Four Books on New Zealand Broadcasting (review)

Prometheus 2001, Vo1 19, No 3, p.265-6.

Keywords: Political Economy & History;

P. Day, Voice and Vision: A History of Broadcasting in New Zealand, Volume Two (Auckland University Press in association with the Broadcasting Trust, 2000). 456pp.
P. Day, The Radio Years: A History of Broadcasting in New Zealand, Volume One (Auckland University Press in association with the Broadcasting Trust, 1994). 352pp.
B. Spicer, M. Powell & D. Emanuel, The Remaking of Television New Zealand: 1984-1992 (Auckland University Press in association with the Broadcasting Trust, 1996). 207pp.
I. Carter, Gadfly: The Life of James Shelly (Auckland University Press in association with the Broadcasting Trust, 1993). 339pp.

These four books give a good overall account of the way in which New Zealand has developed and implemented broadcasting problems over the 80 years, with Day’s two volume history providing an overview, Carter’s biography of James Shelly describing a Reithian-like prime mover in the development of noncommercial broadcasting up to 1950, and The Remaking of TVNZ relating the commercialising of the public owned TV channels in the late 1980s.

Like each individual, every country’s broadcasting is unique and yet faces the same universal problems. New Zealand’s uniqueness arises partly from a country as big as the British Isles with a much more difficult topography and a twentieth of the population. This is compounded by New Zealand being physically isolated – the nearest significant land mass, Australia, is three-and-a-half flying hours away – but culturally it is a part of the English-speaking world which provides programs for much larger audiences far more cheaply per viewer. Thus, there are physical and funding problems of providing national coverage in both the geographical and cultural senses.

All broadcasting systems face the problem of the balance between commercial and noncommercial provision. New Zealand’s solution until the late 1960s was to have a publicly owned monopoly with some parts funded by a broadcasting fee and others by advertising, but with the two intricately mixed up in the technological provision and financial accounts: the sole television channel had advertising-free days each week.

The monopoly first broke down in the late 1960s with the establishment of private radio (precipitated by an offshore floating pirate broadcaster), and in the 1980s a third privately owned television channel was established competing against the now almost entirely advertising-funded publicly-owned pair.

The story is well told (with numerous pictures) by Day, although the overseas reader may find the anecdotes humorous but distracting. (May they remind her or him that broadcasting has played an integral role in community cohesion, and so the New Zealand reading public will find the books a repository of part of its collective memory.) His history provides an excellent background for those with an interest in contemporary broadcasting policy.

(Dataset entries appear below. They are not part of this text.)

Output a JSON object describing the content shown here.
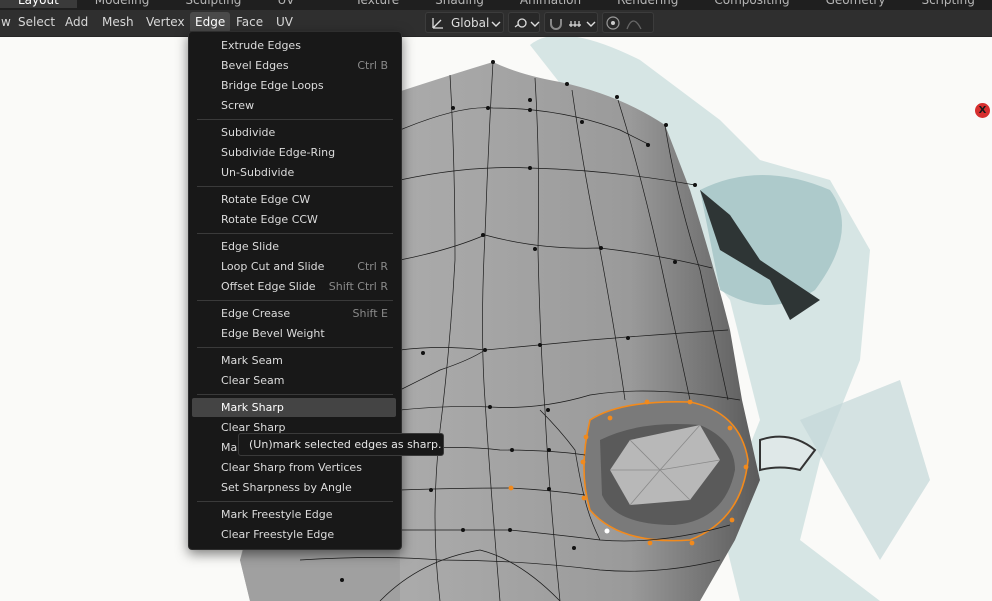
{
  "workspace_tabs": [
    "Layout",
    "Modeling",
    "Sculpting",
    "UV Editing",
    "Texture Paint",
    "Shading",
    "Animation",
    "Rendering",
    "Compositing",
    "Geometry Nodes",
    "Scripting"
  ],
  "header": {
    "menus": [
      "Select",
      "Add",
      "Mesh",
      "Vertex",
      "Edge",
      "Face",
      "UV"
    ],
    "view_fragment": "w",
    "transform_orientation": "Global"
  },
  "edge_menu": {
    "groups": [
      [
        {
          "label": "Extrude Edges",
          "shortcut": ""
        },
        {
          "label": "Bevel Edges",
          "shortcut": "Ctrl B"
        },
        {
          "label": "Bridge Edge Loops",
          "shortcut": ""
        },
        {
          "label": "Screw",
          "shortcut": ""
        }
      ],
      [
        {
          "label": "Subdivide",
          "shortcut": ""
        },
        {
          "label": "Subdivide Edge-Ring",
          "shortcut": ""
        },
        {
          "label": "Un-Subdivide",
          "shortcut": ""
        }
      ],
      [
        {
          "label": "Rotate Edge CW",
          "shortcut": ""
        },
        {
          "label": "Rotate Edge CCW",
          "shortcut": ""
        }
      ],
      [
        {
          "label": "Edge Slide",
          "shortcut": ""
        },
        {
          "label": "Loop Cut and Slide",
          "shortcut": "Ctrl R"
        },
        {
          "label": "Offset Edge Slide",
          "shortcut": "Shift Ctrl R"
        }
      ],
      [
        {
          "label": "Edge Crease",
          "shortcut": "Shift E"
        },
        {
          "label": "Edge Bevel Weight",
          "shortcut": ""
        }
      ],
      [
        {
          "label": "Mark Seam",
          "shortcut": ""
        },
        {
          "label": "Clear Seam",
          "shortcut": ""
        }
      ],
      [
        {
          "label": "Mark Sharp",
          "shortcut": "",
          "highlighted": true
        },
        {
          "label": "Clear Sharp",
          "shortcut": ""
        },
        {
          "label": "Mark Sharp from Vertices",
          "shortcut": ""
        },
        {
          "label": "Clear Sharp from Vertices",
          "shortcut": ""
        },
        {
          "label": "Set Sharpness by Angle",
          "shortcut": ""
        }
      ],
      [
        {
          "label": "Mark Freestyle Edge",
          "shortcut": ""
        },
        {
          "label": "Clear Freestyle Edge",
          "shortcut": ""
        }
      ]
    ]
  },
  "tooltip": "(Un)mark selected edges as sharp.",
  "close_marker": "X",
  "colors": {
    "selection_orange": "#f28a1c",
    "menu_bg": "#181818",
    "header_bg": "#2f2f2f",
    "highlight": "#444444"
  }
}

For in the 1980s the government commercialised broadcasting. There were a few concessions: two advertising free radio networks providing approximate equivalents to the BBC Radio 3 and Radio 4, the establishment of a Maori-based radio network (see below), and limited public subsidisation of some television production But the nation’s broadcasting system became dominated by commercial interests and competition. Licences to use the radio frequency spectrum were auctioned off liberally, so today there are more radio stations in Auckland that there are in Sydney with four times the population. The government-owned two-channel Television New Zealand was put onto an entirely commercial footing with its prime purpose to make profit and so it became ratings driven. There was even talk of TVNZ being privatised. The story is detailed in Spicer, Powell and Emanuel which nicely captures the flavour of the reforms by almost totally ignoring such indicators of broadcasting performance as program quality and mix, and audience satisfaction.

In fact audience satisfaction has not been high for television, although there has been more approval for radio because the diversity stations have met the needs of the increasingly heterogeneous community. As a result the recently elected Labour-Alliance government is trying to reorient TVNZ to a more public purpose focus. Day’s history only goes up to 1999, so it provides a historical foundation for the new developments. It does the same for the technological challenges that now face the industry from satellite, internet, and so on. Indeed, his book shows that broadcasting has been far more technologically driven in the last 40 years than one might at first suppose.

The other great challenge to broadcasting policy has been the demands of the Maori, the indigenous people of New Zealand (15 percent of the population are of Maori descent, but most of them are of European descent too). They have acquired a government-funded radio net work and are shortly to have a government-funded television channel. Of course the issue is particular to New Zealand but it also reflects the wider problem of how to respond to the broadcasting needs of minorities. Again Day’s history sets the background for current developments.

So while the peculiarities of New Zealand may suggest these books are of local interest, probably one of the most promising areas for the development of understanding of broadcasting policy is by way of cross-country comparisons as each country faces the same problems but adopts different solutions. The world’s broadcasting scholars are fortunate that New Zealand’s Broadcasting History Trust has been able to support so many studies and that Professor Pat Day, in particular, has done such a fine job in responding to the opportunities that it created.